Dal punto di vista metodologico, il progetto adotta una metodologia mista che combina revisioni della letteratura, analisi dei contenuti e text mining degli standard di rendicontazione relativi all'Economia Circolare, un'indagine sulle PMI italiane, case-studies, input-output e systems modelling, analisi econometrica, interviste agli esperti ed esperimenti decisionali con istituti bancari. L'approccio integra evidenze teoriche, normative, empiriche e sperimentali, rispondendo sia alle esigenze di gestione interna delle imprese sia ai requisiti della rendicontazione esterna.
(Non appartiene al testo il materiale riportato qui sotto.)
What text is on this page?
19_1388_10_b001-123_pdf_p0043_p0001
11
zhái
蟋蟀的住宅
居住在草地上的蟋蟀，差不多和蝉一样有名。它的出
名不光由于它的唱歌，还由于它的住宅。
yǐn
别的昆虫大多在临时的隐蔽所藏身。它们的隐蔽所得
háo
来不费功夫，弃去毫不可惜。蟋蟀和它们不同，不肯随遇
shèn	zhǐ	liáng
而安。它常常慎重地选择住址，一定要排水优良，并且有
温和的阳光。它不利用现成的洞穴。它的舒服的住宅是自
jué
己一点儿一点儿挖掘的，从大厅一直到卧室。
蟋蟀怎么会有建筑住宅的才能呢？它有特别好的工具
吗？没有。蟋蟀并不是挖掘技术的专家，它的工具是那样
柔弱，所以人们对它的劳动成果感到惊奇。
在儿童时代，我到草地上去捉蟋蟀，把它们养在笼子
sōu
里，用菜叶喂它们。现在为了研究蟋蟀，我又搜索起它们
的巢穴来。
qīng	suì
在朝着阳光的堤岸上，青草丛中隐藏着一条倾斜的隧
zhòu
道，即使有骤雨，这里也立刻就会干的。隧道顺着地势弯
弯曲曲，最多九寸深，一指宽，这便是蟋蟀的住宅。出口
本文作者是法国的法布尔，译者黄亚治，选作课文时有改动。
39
Sul piano scientifico, il progetto contribuisce al dibattito sull'accounting per l'Economia Circolare ridefinendo ciò che dovrebbe essere considerato misurabile, rendicontabile e rilevante nei processi di transizione circolare. Sul piano pratico, mette a disposizione delle PMI uno strumento accessibile per rafforzare i processi decisionali, migliorare la rendicontazione di sostenibilità, anticipare i rischi ESG, facilitare l'accesso ai finanziamenti e promuovere modelli di business circolari più inclusivi e resilienti. Grazie all'impiego di tecnologie digitali, il Toolkit sarà progettato come uno strumento flessibile e modulare, garantendone la scalabilità e la replicabilità tra PMI appartenenti a diversi settori, con differenti dimensioni, livelli di maturità circolare e capacità informative.